Drawing Hard Lines
Over the years, we’ve seen every imaginable approach to workplace communication management. From “…we’ll let you know what we decided,” to “…let’s give employees the illusion of input with a carefully crafted survey,” to the rare “…let’s genuinely listen and design around employee needs.” Before the pandemic, the norm was simple: senior leaders dictated how and where people worked. Employees were expected to comply.
The pandemic disrupted that model. Fearing turnover, talent shortages, health concerns, and even litigation, many companies staged a more accommodating posture, inviting employee input into workplace policy. But the notion of employees wielding real influence over corporate decisions always ran counter to hierarchical corporate order. The dynamic remained fundamentally top-down.
Now, circumstances, layoffs, AI, politics, and other factors have eroded employee leverage. The conversation around work is shifting back toward historical norms: employers set the terms and employees accept or leave. And with fewer alternatives, many employees have little choice but to acquiesce. As the Wall Street Journal recently framed it in “The Boss Has Had It With All the Office Activists,” companies from Microsoft to JPMorgan are reasserting authority, pushing back against protests on everything from politics to return-to-office mandates. At TenantSee, we’ve always maintained that the fight over “the office” is just one front in a larger battle over the nature of work.

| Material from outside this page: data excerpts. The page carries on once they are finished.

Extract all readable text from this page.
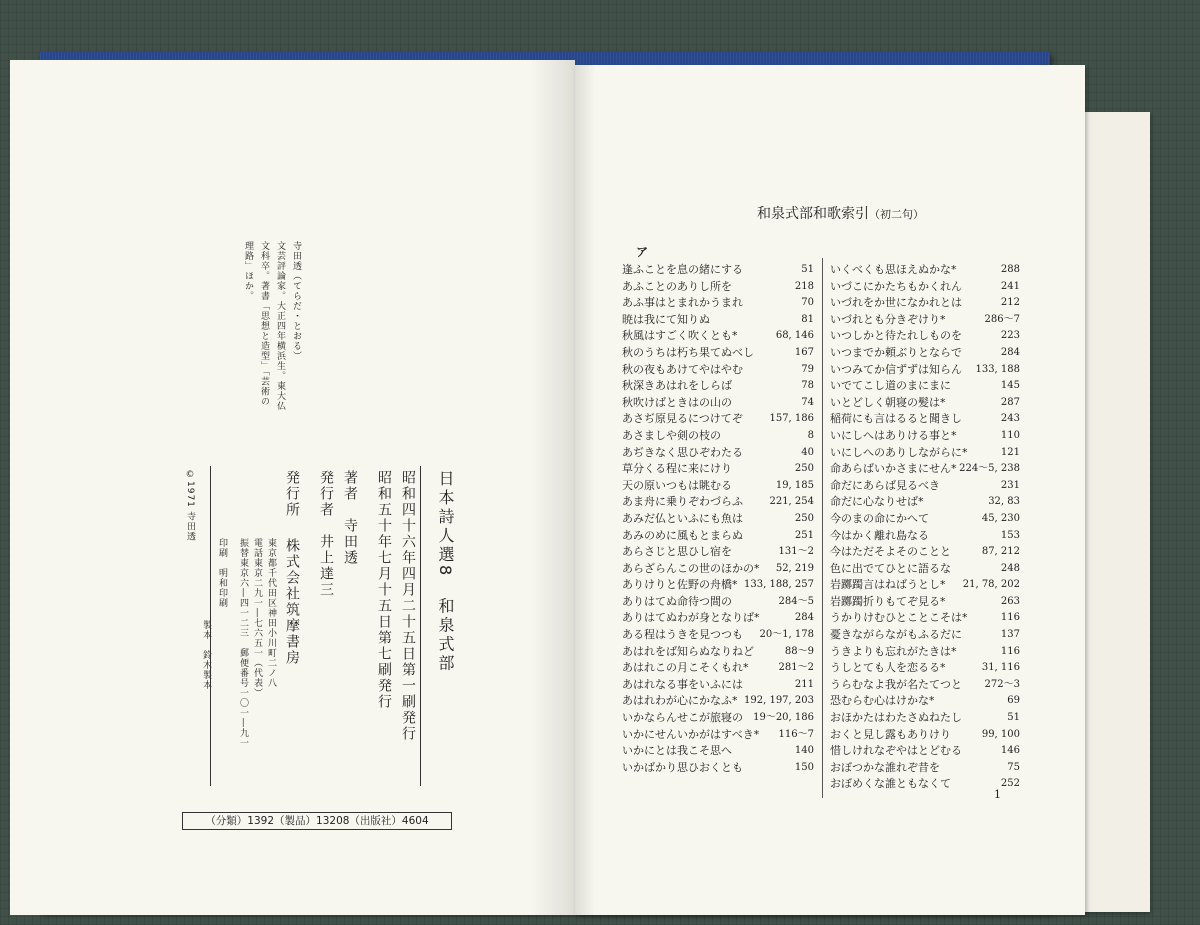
寺田透（てらだ・とおる）
文芸評論家。大正四年横浜生。東大仏
文科卒。著書「思想と造型」「芸術の
理路」ほか。
日本詩人選8　和泉式部
昭和四十六年四月二十五日第一刷発行
昭和五十年七月十五日第七刷発行
著者　寺田透
発行者　井上達三
発行所
株式会社筑摩書房
東京都千代田区神田小川町二ノ八
電話東京二九一―七六五一（代表）
振替東京六―四一二三　郵便番号一〇一―九一
印刷　明和印刷
製本　鈴木製本
©1971 寺田透
（分類）1392（製品）13208（出版社）4604
和泉式部和歌索引（初二句）
ア
逢ふことを息の緒にする	51
あふことのありし所を	218
あふ事はとまれかうまれ	70
暁は我にて知りぬ	81
秋風はすごく吹くとも*	68, 146
秋のうちは朽ち果てぬべし	167
秋の夜もあけてやはやむ	79
秋深きあはれをしらば	78
秋吹けばときはの山の	74
あさぢ原見るにつけてぞ	157, 186
あさましや剣の枝の	8
あぢきなく思ひぞわたる	40
草分くる程に来にけり	250
天の原いつもは眺むる	19, 185
あま舟に乗りぞわづらふ	221, 254
あみだ仏といふにも魚は	250
あみのめに風もとまらぬ	251
あらさじと思ひし宿を	131〜2
あらざらんこの世のほかの* 52, 219
ありけりと佐野の舟橋* 133, 188, 257
ありはてぬ命待つ間の	284〜5
ありはてぬわが身となりば*	284
ある程はうきを見つつも 20〜1, 178
あはれをば知らぬなりねど	88〜9
あはれこの月こそくもれ*	281〜2
あはれなる事をいふには	211
あはれわが心にかなふ* 192, 197, 203
いかならんせこが旅寝の 19〜20, 186
いかにせんいかがはすべき* 116〜7
いかにとは我こそ思へ	140
いかばかり思ひおくとも	150
いくべくも思ほえぬかな*	288
いづこにかたちもかくれん	241
いづれをか世になかれとは	212
いづれとも分きぞけり*	286〜7
いつしかと待たれしものを	223
いつまでか頼ぶりとならで	284
いつみてか信ずずは知らん 133, 188
いでてこし道のまにまに	145
いとどしく朝寝の髪は*	287
稲荷にも言はるると聞きし	243
いにしへはありける事と*	110
いにしへのありしながらに*	121
命あらばいかさまにせん* 224〜5, 238
命だにあらば見るべき	231
命だに心なりせば*	32, 83
今のまの命にかへて	45, 230
今はかく離れ島なる	153
今はただそよそのことと	87, 212
色に出でてひとに語るな	248
岩躑躅言はねばうとし* 21, 78, 202
岩躑躅折りもてぞ見る*	263
うかりけむひとことこそは*	116
憂きながらながもふるだに	137
うきよりも忘れがたきは*	116
うしとても人を恋るる*	31, 116
うらむなよ我が名たてつと 272〜3
恐むらむ心はけかな*	69
おほかたはわたさぬねたし	51
おくと見し露もありけり	99, 100
惜しけれなぞやはとどむる	146
おぼつかな誰れぞ昔を	75
おぼめくな誰ともなくて	252
1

If corporate interests were truly best served by broad employee input on things like political engagement, workplace models, compensation, or any other matter once reserved for executives, wouldn’t the free market have already taken us there? It’s telling that even startups, often heralded as more progressive, increasingly favor in-office work as they scale. Remote policies in younger firms are often driven less by empowerment than by cost control.
Perhaps employees mistook the reactive, crisis-driven behaviors of 2020–2022 as a permanent shift in power. Today, however, the lines are being redrawn. Work is beginning to look less like 2022 and more like 2010. And despite all the hand-wringing about productivity and bad commutes, employers seem to, once again, favor the office.